The Economist reviews Giusseppe Eskenazi’s 50th Anniversary show and offers a biography of the dealer and his wares:
Mr Eskenazi was born in 1939 in Istanbul to a Sephardic Jewish family. His father, Isaac, later moved to Milan where he joined the family antiques business. Isaac, a passionate anglophile, sent the 13-year-old boy to England to be educated. Mr Eskenazi speaks six languages. It is his Italian wife, however, who is fluent in Mandarin.

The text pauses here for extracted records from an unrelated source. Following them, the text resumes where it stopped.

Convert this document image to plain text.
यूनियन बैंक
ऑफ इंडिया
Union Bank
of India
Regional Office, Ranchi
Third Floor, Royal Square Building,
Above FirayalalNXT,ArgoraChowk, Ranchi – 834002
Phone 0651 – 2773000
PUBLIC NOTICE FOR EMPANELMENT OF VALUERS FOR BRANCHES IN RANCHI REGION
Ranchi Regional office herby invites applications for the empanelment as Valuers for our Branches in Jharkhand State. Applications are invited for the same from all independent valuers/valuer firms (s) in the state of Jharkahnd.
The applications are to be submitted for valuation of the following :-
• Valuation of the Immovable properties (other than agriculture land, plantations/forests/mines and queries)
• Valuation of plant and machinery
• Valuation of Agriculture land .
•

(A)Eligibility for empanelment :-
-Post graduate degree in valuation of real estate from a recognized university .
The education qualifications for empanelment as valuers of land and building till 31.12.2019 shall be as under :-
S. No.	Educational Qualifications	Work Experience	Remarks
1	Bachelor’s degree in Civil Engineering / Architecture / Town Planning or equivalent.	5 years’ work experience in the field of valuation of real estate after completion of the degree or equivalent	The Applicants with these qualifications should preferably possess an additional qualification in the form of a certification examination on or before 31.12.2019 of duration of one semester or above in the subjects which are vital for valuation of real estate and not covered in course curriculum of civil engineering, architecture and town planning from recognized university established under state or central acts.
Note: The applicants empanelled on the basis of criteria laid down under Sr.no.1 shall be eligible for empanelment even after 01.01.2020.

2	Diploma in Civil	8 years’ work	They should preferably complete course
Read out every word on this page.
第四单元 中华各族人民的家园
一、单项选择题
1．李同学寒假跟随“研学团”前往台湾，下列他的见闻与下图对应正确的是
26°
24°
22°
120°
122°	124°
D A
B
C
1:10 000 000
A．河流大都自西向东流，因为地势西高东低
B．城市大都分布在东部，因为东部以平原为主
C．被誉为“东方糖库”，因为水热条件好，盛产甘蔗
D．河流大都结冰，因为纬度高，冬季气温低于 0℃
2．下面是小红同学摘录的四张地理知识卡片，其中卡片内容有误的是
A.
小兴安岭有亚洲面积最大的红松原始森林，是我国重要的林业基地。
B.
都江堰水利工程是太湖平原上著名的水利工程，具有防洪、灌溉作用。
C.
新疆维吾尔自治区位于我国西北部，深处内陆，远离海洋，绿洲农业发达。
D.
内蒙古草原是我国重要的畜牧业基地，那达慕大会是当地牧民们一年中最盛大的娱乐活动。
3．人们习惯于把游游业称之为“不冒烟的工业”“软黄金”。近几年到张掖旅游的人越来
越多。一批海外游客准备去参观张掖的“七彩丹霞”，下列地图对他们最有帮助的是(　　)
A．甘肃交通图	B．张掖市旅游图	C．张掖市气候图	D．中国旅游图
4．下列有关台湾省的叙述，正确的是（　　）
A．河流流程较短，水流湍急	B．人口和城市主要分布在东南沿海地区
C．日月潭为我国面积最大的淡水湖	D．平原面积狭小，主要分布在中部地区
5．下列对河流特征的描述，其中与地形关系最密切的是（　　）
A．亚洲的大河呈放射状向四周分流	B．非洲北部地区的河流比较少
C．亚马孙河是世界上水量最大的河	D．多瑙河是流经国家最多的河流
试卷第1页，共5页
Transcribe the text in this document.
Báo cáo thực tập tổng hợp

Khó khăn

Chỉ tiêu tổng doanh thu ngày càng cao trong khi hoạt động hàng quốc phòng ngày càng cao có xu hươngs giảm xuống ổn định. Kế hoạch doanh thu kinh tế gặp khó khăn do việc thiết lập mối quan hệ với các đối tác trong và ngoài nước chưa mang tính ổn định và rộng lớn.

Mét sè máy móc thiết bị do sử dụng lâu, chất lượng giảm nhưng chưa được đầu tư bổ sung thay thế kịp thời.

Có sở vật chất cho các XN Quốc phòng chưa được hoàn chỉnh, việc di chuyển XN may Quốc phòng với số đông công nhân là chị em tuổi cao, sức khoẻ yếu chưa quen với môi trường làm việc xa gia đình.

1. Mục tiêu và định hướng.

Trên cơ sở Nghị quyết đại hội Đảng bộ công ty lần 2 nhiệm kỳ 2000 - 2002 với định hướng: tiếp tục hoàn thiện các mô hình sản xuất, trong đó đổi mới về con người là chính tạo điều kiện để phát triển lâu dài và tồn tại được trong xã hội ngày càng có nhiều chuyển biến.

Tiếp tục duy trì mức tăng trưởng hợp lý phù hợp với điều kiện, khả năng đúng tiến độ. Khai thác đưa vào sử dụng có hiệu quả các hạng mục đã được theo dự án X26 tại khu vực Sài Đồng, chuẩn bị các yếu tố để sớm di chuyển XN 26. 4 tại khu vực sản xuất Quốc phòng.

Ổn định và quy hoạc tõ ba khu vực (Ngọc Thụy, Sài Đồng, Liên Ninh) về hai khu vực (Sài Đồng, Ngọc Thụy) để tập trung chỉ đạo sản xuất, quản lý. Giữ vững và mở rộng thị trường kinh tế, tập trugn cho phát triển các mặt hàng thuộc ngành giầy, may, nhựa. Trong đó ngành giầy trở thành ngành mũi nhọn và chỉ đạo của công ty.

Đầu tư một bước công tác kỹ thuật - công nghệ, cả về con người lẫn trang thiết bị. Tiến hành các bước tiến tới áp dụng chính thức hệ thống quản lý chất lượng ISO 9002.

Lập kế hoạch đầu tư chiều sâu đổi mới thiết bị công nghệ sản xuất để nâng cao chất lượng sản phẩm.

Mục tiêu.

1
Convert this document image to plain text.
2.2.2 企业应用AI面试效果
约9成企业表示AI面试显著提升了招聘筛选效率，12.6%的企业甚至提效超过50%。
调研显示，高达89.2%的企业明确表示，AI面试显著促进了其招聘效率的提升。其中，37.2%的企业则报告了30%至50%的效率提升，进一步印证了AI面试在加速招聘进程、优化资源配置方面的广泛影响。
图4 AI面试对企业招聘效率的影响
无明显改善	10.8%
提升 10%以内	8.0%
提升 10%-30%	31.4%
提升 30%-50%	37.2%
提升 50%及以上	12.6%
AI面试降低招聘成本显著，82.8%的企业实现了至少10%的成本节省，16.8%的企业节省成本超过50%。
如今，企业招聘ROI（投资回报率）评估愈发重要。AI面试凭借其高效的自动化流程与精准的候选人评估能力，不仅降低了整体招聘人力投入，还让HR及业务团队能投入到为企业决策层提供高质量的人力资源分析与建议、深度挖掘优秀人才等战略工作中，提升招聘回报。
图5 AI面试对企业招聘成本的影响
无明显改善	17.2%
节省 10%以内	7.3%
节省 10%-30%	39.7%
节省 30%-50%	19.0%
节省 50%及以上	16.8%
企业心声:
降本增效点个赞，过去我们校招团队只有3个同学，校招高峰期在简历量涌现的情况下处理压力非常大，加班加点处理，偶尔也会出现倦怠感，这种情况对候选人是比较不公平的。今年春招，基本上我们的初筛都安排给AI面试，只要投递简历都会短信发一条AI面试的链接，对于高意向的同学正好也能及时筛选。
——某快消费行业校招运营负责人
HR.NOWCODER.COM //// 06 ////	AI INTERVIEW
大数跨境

In 1960 father and son opened a London office, buying in England for the Milan gallery. Milanese taste tended towards Chinese export wares and other decorative pieces. The younger Eskenazi was far more attracted to earlier objects. He began buying what he liked as well as what the Milanese wanted. Soon his exceptional eye and increasing knowledge of early Chinese objects attracted two major collectors, Hans Popper and Ezekial Schloss, European émigrés based in New York. He became a bold bidder for both, occasionally spending more than they told him they would pay. […]
In 1979 he sold an exceptional Tang horse to the British Rail Pension Fund for $125,000. (He spent a week having to justify its price.) Ten years later, the fund sold it at auction for £3.74m. The Tang market, though, can be turbulent. In the slump of the 1990s, the same horse was sold for half that price and it is now on offer again—this time for $10m.